Noah Davis' poignant figurative paintings can be roughly categorised into two sets: depictions of ordinary African American lives and surreal scenarios that skilfully incorporate modes of abstraction with a touch of melancholy. He is also known as a curator.
Read MoreNoah Davis' representations of everyday life in Los Angeles are characterised by a sense of tenderness, narrative possibility, and the power of memory. In the oil and acrylic on canvas Single Mother with Father out of the Picture (2007–2008), a bespectacled mother sits on a sofa with her toddler daughter standing before her. A framed photograph on the table hints at a male figure, but the artist has cropped it to perhaps suggest his voluntary or involuntary absence. In an untitled painting from 2015, two sleeping women have their backs to each other, but their proximity on the spacious sofa conveys intimacy and relaxation.

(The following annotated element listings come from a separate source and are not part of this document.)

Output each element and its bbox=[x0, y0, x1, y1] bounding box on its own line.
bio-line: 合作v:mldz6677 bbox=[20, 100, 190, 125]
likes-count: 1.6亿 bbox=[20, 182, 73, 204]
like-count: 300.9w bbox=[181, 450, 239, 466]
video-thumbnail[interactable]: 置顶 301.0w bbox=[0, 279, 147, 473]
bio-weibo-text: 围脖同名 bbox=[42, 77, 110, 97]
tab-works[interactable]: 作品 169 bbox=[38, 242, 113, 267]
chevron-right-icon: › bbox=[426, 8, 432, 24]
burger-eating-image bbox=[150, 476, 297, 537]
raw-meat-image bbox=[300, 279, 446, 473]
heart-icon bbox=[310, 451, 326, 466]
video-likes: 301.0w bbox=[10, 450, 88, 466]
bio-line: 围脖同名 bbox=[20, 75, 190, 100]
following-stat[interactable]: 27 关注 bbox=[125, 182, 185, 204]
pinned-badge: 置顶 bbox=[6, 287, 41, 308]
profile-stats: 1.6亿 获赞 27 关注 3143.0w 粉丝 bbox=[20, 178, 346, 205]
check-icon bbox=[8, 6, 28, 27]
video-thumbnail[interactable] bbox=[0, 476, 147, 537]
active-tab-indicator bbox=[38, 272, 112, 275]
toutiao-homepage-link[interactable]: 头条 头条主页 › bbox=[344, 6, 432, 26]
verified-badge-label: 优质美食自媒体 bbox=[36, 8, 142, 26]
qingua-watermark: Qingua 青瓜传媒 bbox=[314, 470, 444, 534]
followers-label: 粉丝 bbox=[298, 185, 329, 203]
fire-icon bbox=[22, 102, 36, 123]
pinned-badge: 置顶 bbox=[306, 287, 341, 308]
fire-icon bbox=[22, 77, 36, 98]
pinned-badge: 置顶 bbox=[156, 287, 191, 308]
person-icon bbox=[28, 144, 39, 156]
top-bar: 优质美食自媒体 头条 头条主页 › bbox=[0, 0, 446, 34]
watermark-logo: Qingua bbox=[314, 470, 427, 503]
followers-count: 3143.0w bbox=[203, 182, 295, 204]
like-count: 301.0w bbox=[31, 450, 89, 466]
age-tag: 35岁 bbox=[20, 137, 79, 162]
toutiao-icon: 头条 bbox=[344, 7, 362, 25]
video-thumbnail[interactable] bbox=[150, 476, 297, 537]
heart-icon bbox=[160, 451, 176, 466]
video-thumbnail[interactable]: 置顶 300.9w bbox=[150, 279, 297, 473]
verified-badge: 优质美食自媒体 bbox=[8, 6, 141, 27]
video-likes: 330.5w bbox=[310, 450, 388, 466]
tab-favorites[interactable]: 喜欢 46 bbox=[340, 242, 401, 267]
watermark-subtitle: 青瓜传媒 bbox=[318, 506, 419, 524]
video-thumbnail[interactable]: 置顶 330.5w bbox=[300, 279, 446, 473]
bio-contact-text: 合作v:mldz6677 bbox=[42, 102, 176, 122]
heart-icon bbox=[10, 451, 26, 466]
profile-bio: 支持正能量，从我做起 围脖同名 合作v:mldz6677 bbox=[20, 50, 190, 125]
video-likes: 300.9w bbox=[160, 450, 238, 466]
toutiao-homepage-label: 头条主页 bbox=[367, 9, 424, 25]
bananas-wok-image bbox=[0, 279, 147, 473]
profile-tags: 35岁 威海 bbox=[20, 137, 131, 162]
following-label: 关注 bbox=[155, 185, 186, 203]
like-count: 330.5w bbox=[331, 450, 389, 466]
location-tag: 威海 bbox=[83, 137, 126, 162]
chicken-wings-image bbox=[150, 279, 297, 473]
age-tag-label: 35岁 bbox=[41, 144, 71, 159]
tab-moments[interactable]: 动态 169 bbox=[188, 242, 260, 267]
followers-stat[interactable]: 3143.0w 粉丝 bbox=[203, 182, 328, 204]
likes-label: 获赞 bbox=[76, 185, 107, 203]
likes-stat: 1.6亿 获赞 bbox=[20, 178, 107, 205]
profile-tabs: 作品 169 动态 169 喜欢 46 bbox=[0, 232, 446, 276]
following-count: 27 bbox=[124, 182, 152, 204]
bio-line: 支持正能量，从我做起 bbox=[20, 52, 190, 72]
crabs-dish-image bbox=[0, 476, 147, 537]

Noah Davis drew inspiration from a plethora of sources, encompassing found photographs, his domestic surroundings and imagination, art history, literature, and music, among others. He studied at The Cooper Union School of Art in New York without graduating, leaving New York for Los Angeles in 2004. He had been confidently making paintings since he was 17.
The quietude of Noah Davis's paintings, enforced by his frequent use of muted tones and occasional punctuation of colour, evoke the works of Fairfield Porter or Peter Doig, while his focus on portraying ordinary African Americans bring to mind artists such as Kerry James Marshall, Amy Sherald, and Henry Taylor.
Richard Brautigan's post-apocalyptic novel, In Watermelon Sugar (1968), provided the starting-point for Noah Davis' early solo exhibition The Forgotten Works (2010) at Roberts & Tilton, Los Angeles, which featured oil paintings with surreal landscapes and imageries. 1984 (2009), for example, depicts a child sitting on the bed; her face appears to be hidden behind a white skeletal mask. The disturbing scene contrasts vividly in its approach with Davis serene portrait of a young woman in pale purple in The Narrator (2010).
In 2012, with his wife and fellow artist Karon Davis, Noah Davis founded The Underground Museum in Arlington Heights—an ethnically diverse neighbourhood in Los Angeles with a history of working-class African and Latinx American settlement. Although they intended for the the Museum to exhibit notable contemporary artworks in an area otherwise lacking access to higher cultural organisations, they were unable to secure loans from the owning institutions. In response to the situation, Davis replicated some of the most iconic works of the past century—such as Marcel Duchamp's Bottle Rack (1914) and Jeff Koon's 1980s New Hoover Convertibles—for the suggestively titled inaugural exhibition, Imitation of Wealth (2013).
Imitation of Wealth garnered critical acclaim and The Underground Museum has since collaborated with established art galleries and museums. William Kentridge: Journey to the Moon (2015) and Non-Fiction (2016), the latter of which was a group exhibition revolving around the theme of the black body in history, for example, included works from the collection at The Museum of Contemporary Art, Los Angeles. In January 2020, David Zwirner, New York, organised a solo exhibition of Noah Davis' career; a part of the show is to travel to The Underground Museum in March.
Noah Davis' work is included in 30 Americans: a travelling group exhibition curated from the Rubell family collection. Featuring works by 30 significant contemporary African American artists, it has been shown at many institutions, including the Nelson-Atkins Museum of Art, Kansas City (2019); Tucson Museum of Art (2018); Detroit Institute of Arts (2015); and Contemporary Arts Centre, New Orleans (2014). Another important group show for Davis was Stranger Than Fiction: Narrative in Works by Selected Contemporary Artists, Santa Barbara Museum of Art (2010).